Peki izin verilen bazı binalar yıkılmadı mı? Onlar da hırsızlıktan nasibini aldı. Yıkıldı, çökmedi değil, nereye hırsız eli değiyor, orası dağılıyor. Binalarımızın tümü de batılı tarzda inşa ediliyor. Bölgesel mimari tarzımız gelişmiyor, maalesef kayboluyor üstüne üstlük. Bunların tümünün nedeni; hırsızlık! Yöneticilerin ve müteşebbislerin görüşü, dini, dili, ırkı, rengi ne olursa olsun hırsızlıkta yarışıyorlar adeta.  Bütün bunların faturası da masum insanlarımıza çıkıyor. Hele  Erciş’te 29 öğretmenimizin çöken aynı binada hayatını kaybetmesi bu acıyı daha da artırıyor.

Işık Doğudan Gelirdi

Deprem gençlerimizden bir kısmını internet cafe’de yakalamış. Erciş’te öğreniyoruz ki internet cafeler mevcut. Gençlerin önemli bir bölümü burada zaman geçiriyor. Denetimi yapılıyor mu burasının kim bilir? İşte bir batılılaşma örneği daha doğuda. Oysa doğudan hep ışık gelmişti asırlarca. Allah’tan halkımızdaki dayanışma ve yardımlaşma duygusu törpülenemedi de dağıtımdaki beceriksizliğe rağmen acılar paylaşılabiliniyor.

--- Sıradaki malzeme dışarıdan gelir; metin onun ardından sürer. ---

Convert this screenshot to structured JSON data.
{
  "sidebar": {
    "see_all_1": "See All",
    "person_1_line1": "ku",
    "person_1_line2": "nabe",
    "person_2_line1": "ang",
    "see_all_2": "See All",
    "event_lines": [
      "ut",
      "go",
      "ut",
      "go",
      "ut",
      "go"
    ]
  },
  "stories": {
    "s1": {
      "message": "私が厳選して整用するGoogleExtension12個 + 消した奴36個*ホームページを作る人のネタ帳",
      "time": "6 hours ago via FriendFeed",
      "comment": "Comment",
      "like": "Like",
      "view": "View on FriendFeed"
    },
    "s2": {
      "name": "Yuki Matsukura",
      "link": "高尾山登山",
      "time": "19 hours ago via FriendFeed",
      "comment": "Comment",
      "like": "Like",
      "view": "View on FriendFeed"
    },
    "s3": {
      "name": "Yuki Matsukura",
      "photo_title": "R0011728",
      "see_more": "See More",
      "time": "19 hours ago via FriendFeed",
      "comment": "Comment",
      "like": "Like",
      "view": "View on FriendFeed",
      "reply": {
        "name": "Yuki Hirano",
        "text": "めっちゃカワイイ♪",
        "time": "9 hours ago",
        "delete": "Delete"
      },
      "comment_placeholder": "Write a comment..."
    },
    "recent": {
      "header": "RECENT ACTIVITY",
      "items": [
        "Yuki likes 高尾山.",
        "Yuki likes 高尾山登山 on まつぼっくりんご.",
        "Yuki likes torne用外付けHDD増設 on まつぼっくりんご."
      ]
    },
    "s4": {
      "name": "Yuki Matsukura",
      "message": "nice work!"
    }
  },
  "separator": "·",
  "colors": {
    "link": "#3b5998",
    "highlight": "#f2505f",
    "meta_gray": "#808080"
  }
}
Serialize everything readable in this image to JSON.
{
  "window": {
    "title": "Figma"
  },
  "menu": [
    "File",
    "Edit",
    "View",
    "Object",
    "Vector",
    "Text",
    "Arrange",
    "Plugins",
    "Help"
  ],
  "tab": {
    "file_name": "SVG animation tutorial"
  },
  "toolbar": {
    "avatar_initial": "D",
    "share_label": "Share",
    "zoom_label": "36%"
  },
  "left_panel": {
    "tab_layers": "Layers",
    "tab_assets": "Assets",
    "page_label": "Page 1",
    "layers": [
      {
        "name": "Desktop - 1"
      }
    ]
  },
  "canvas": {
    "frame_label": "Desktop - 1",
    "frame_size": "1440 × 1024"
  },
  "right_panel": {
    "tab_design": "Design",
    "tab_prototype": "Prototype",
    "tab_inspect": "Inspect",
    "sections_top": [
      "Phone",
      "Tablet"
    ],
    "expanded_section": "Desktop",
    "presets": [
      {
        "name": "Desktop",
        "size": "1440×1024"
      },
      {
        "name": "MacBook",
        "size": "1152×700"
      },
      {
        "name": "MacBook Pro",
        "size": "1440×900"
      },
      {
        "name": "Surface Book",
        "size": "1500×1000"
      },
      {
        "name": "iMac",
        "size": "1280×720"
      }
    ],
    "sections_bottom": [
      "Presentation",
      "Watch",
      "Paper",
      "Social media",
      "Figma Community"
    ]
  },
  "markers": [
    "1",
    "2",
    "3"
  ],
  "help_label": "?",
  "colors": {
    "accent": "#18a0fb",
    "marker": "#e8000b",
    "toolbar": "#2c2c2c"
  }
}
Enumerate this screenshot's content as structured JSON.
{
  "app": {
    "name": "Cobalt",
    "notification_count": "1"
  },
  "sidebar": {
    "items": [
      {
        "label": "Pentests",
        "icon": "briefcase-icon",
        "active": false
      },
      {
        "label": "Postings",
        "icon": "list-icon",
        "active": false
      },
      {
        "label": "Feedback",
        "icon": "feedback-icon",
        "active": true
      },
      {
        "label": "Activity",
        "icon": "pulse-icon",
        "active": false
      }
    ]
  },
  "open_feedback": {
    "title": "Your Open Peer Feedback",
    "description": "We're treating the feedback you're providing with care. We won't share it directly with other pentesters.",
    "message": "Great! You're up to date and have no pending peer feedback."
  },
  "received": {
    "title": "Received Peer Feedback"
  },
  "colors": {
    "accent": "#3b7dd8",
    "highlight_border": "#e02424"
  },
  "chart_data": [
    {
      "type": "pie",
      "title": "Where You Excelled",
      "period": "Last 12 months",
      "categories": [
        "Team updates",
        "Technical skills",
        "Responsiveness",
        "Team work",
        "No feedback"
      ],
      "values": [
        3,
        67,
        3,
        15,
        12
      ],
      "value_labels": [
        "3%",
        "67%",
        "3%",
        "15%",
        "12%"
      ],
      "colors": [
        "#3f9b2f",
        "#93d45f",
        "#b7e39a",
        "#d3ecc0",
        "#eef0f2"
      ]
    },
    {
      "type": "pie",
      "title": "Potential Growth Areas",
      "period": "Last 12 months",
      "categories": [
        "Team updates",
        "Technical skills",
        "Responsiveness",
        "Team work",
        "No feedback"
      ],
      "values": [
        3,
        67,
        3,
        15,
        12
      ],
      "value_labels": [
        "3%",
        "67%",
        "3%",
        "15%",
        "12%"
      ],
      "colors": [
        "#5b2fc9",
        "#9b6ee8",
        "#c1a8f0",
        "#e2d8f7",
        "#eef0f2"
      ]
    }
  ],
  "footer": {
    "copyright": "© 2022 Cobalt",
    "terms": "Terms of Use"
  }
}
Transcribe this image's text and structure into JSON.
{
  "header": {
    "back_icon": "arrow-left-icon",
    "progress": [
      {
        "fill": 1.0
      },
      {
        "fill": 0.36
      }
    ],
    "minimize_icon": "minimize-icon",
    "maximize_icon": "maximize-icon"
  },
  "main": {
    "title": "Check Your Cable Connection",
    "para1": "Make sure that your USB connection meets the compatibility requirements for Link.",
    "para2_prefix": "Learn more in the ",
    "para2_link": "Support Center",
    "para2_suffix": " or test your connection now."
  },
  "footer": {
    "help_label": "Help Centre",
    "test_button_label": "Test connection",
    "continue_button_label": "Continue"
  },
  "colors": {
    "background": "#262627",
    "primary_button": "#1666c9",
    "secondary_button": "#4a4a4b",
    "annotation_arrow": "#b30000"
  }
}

Batılı tarzda doğuda mimari yapılaşma ve cafelerin vs olmasına sevinmeli miyiz, üzülmeli miyiz? Depremler batıda da oluyor, hiç böyle bir yağma, can kaybı ve denetimsizlik görülmüyor. ABD’de zaman zaman gelen sel felaketleri, kasırgalar ve orman yangınları hiç bu kadar insan kaybına neden olmuyor. Öyle ki 10 gün ulaşılamayan ABD bölgeleri vardı seller veyahut kasırgalar nedeniyle. Tsunami ve depremlerin Japonya bilançosu da öyle.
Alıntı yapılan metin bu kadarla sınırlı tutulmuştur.